Making The Case/Presenting The Solution
Objections can occur at any stage of the sales process. In fact, making the case can often cause objections to surface. But remember that an objection is almost always a request for more information. Customers usually object because they do not believe you have fully solved their problems.
So don’t panic when you hear an objection. Underlying the objection is a simple question: But can you solve this part of the problem? Listen to the objection, probe to fully understand it, respond professionally and in a problem-solving mode, and check back to see if you have addressed the objection.
If you get into trouble, probe. If you stay in trouble, call in a colleague.
Dealing With Resistance
If you work the sales process faithfully, closing is the easiest step.
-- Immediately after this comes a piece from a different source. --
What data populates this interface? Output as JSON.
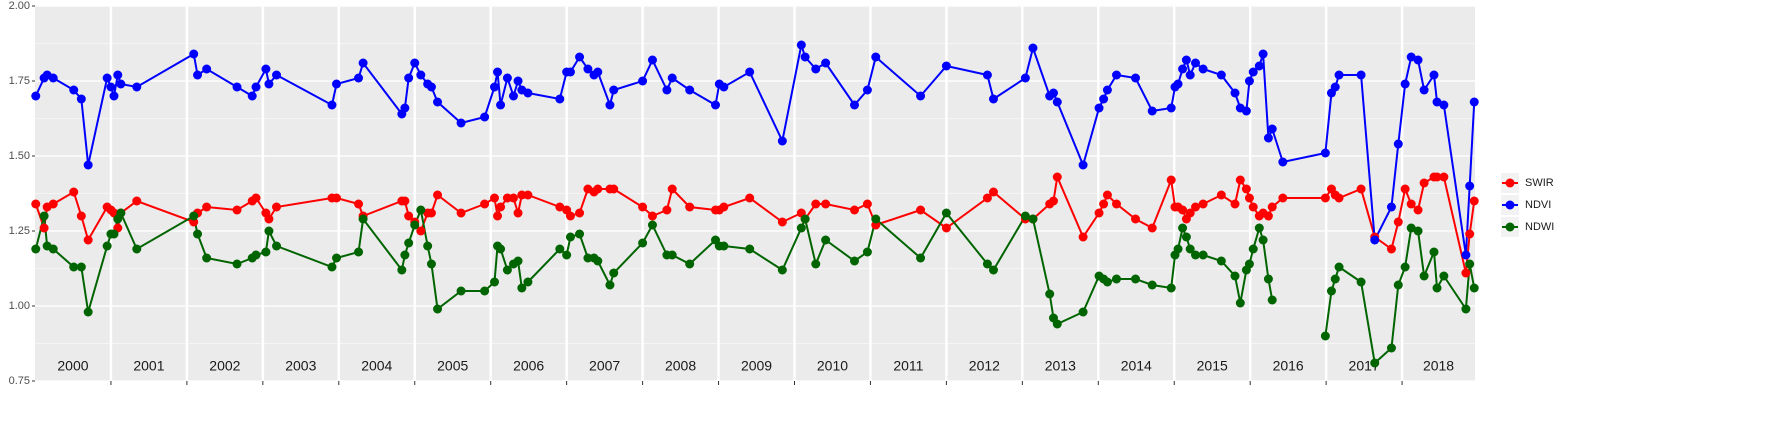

If you’ve done all the other steps well, all you need to ask at the close of the sale is: So, what do you think? If the customer is ready to buy, he/she will say: Sounds good to me.
If he/she is not ready to buy, the close will flush out an objection and you can circle back to deal with it by probing or other ways. Either way, the sale is moving forward. If you get in trouble or hear ‘no’ when you ask for the order, go back to Step Three: Discovery and probe the customer why he/she is not buying.
If a customer says yes, the sale doesn’t end there. While you may feel relief or euphoria, you still need to take care of your customer. Most probably, he/she may also be feeling relieved, or maybe a little anxious wondering if they made the right decision.
It’s Okay To Ask For The Order
Follow-up For Ongoing Profitability
Make follow-up on existing customers a routine to ensure continuing profitability. Remember, follow-up can be the first step to making the next sale. The important thing here is, you have to keep your commitments. Under-promise and over-deliver. Think about what you are going to sell them next.
Write It Down
Make sure to put everything in writing – agreements, your commitments, the customer’s commitments, everything. Don’t assume you know what others are going to do. It doesn’t have to be a full-blown contract, but make sure you have a written record of the sale.
Talking About Price
When talking about price, remember the following:
Don’t lead with price. Build value before talking price. Sell your solution thoroughly before you put a price on it.
Be sure any price comparisons are apples to apples. If a customer says he/she heard of a lower price somewhere else, check to make sure the two offers are identical in quantity, warranty, terms, delivery, quality of product, and other attributes.
Don’t apologize for your price. Your product is worth what it costs. If it’s higher, don’t call attention to it; the customer will notice on his/her own.
Make sure you call the customer back to the Total Value Proposition of buying your product. This includes the price, reputation of your product and company, terms and conditions of the sale, and the opportunity to do business with you.